Rebecka apuntó con el dedo. Él acercó su cabeza a la de ella para seguir mejor la dirección que estaba señalando.

—¿Ves Tuolpagorni? —preguntó—. El del cráter pequeño. La montaña de la derecha es el Kebne.

Krister se apartó.

—Perdona —dijo—. Yo aquí pegándome a ti con la peste a sudor.

—No pasa nada —dijo Rebecka y una ola le recorrió todo el cuerpo.

—La montaña más alta de Suecia —dijo Krister alegre mirando con los ojos entornados la cordillera.
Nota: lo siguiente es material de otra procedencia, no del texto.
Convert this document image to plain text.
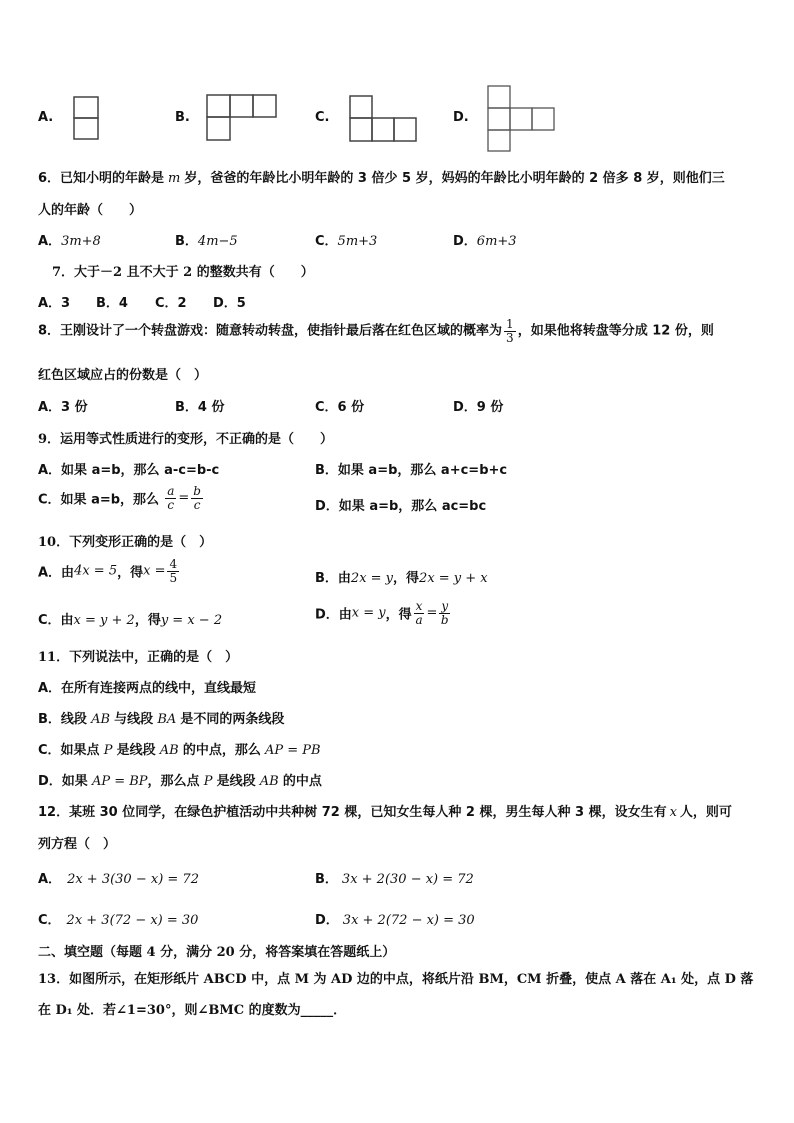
A.	B.	C.	D.
6．已知小明的年龄是 m 岁，爸爸的年龄比小明年龄的 3 倍少 5 岁，妈妈的年龄比小明年龄的 2 倍多 8 岁，则他们三
人的年龄（　　）
A．3m+8	B．4m−5	C．5m+3	D．6m+3
7．大于－2 且不大于 2 的整数共有（　　）
A．3 B．4 C．2 D．5
8．王刚设计了一个转盘游戏：随意转动转盘，使指针最后落在红色区域的概率为 $\frac{1}{3}$ ，如果他将转盘等分成 12 份，则
红色区域应占的份数是（　）
A．3 份	B．4 份	C．6 份	D．9 份
9．运用等式性质进行的变形，不正确的是（　　）
A．如果 a=b，那么 a-c=b-c	B．如果 a=b，那么 a+c=b+c
C．如果 a=b，那么 $\frac{a}{c} = \frac{b}{c}$	D．如果 a=b，那么 ac=bc
10．下列变形正确的是（　）
A．由4x = 5，得$x = \frac{4}{5}$	B．由2x = y，得2x = y + x
C．由x = y + 2，得y = x − 2	D．由x = y，得 $\frac{x}{a} = \frac{y}{b}$
11．下列说法中，正确的是（　）
A．在所有连接两点的线中，直线最短
B．线段 AB 与线段 BA 是不同的两条线段
C．如果点 P 是线段 AB 的中点，那么 AP = PB
D．如果 AP = BP，那么点 P 是线段 AB 的中点
12．某班 30 位同学，在绿色护植活动中共种树 72 棵，已知女生每人种 2 棵，男生每人种 3 棵，设女生有 x 人，则可
列方程（　）
A． 2x + 3(30 − x) = 72	B． 3x + 2(30 − x) = 72
C． 2x + 3(72 − x) = 30	D． 3x + 2(72 − x) = 30
二、填空题（每题 4 分，满分 20 分，将答案填在答题纸上）
13．如图所示，在矩形纸片 ABCD 中，点 M 为 AD 边的中点，将纸片沿 BM，CM 折叠，使点 A 落在 A₁ 处，点 D 落
在 D₁ 处．若∠1=30°，则∠BMC 的度数为_____．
—El edificio más bonito de Suecia de 2010 —añadió Rebecka señalando la iglesia.

—El edificio más bonito de Suecia de 1964 —continuó Krister señalando el ayuntamiento.

—La ciudad más bonita de Suecia —replicó ella riendo—. El arquitecto que la diseñó realmente pretendía dibujarla como si fuera una obra de arte. En aquella época todavía se construían las ciudades con las calles en red, con avenida hasta la plaza y el ayuntamiento, pero las calles de Kiruna corrieron libres siguiendo la montaña.
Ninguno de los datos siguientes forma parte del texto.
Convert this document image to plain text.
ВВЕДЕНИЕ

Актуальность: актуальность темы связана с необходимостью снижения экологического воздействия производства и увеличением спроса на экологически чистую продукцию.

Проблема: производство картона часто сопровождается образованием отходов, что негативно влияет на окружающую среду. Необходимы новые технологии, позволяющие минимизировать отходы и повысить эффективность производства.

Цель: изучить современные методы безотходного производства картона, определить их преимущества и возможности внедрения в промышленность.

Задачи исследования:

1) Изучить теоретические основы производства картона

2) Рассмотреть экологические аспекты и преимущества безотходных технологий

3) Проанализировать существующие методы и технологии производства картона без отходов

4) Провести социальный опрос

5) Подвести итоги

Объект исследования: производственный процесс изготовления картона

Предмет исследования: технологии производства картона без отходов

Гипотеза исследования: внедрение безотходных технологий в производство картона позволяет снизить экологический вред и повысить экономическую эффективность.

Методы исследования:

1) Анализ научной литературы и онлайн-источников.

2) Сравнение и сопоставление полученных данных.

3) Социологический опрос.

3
—No consigo asimilar que vayan a cambiar toda la ciudad de sitio —dijo él.

—Yo tampoco. Haukivaara es una montaña perfecta para levantar una ciudad.

—Pero si la lengua de mineral pasa por debajo de la ciudad…

—… hay que cambiarla de sitio.

—A ver —dijo Krister—. Yo no soy de la ciudad, pero la verdad es que me da la impresión de que a la gente no le importa mucho. Cuando le pregunto a alguien qué opina del cambio de sitio, se encogen de hombros y eso es todo. Mi vecino, que tiene ochenta años, dice que le gustaría que la trasladaran hacia el oeste porque así el súper le quedaría más cerca. Me resulta muy raro. El único que parece tener un objetivo con el traslado estará criando malvas cuando se haga.

—Yo creo que a la gente sí le importa —dijo Rebecka al cabo de un rato—, pero en Kiruna siempre se ha tenido muy claro que si estamos aquí es gracias a la mina. Y cuando la mina ya no sea rentable, entonces no tendremos nada de qué vivir. Así que si la empresa necesita cambiar la ciudad de sitio, pues no hay nada que discutir. Lo aceptamos. Y si aceptamos, no vale lamentarse.

—Pero una cosa no quita la otra.

—No, ya lo sé. Pero creo que tiene que pasar un tiempo para que la gente se dé cuenta. Para que entienda que aunque no haya otra opción, tenemos derecho a llorar por nuestra ciudad, que nunca más será la misma.

—Habría que hacer conciertos de despedida delante de cada casa que se vaya a derribar —filosofó Krister Eriksson—. La fiesta de la lágrima. Música. Recitales. Clases de historia.

—Yo me apunto —sonrió Rebecka.

Recordó aquella vez que subió a Luossavaara con Måns. Él tenía frío y estaba inquieto. Ella quería ir señalando y comentando. Como ahora.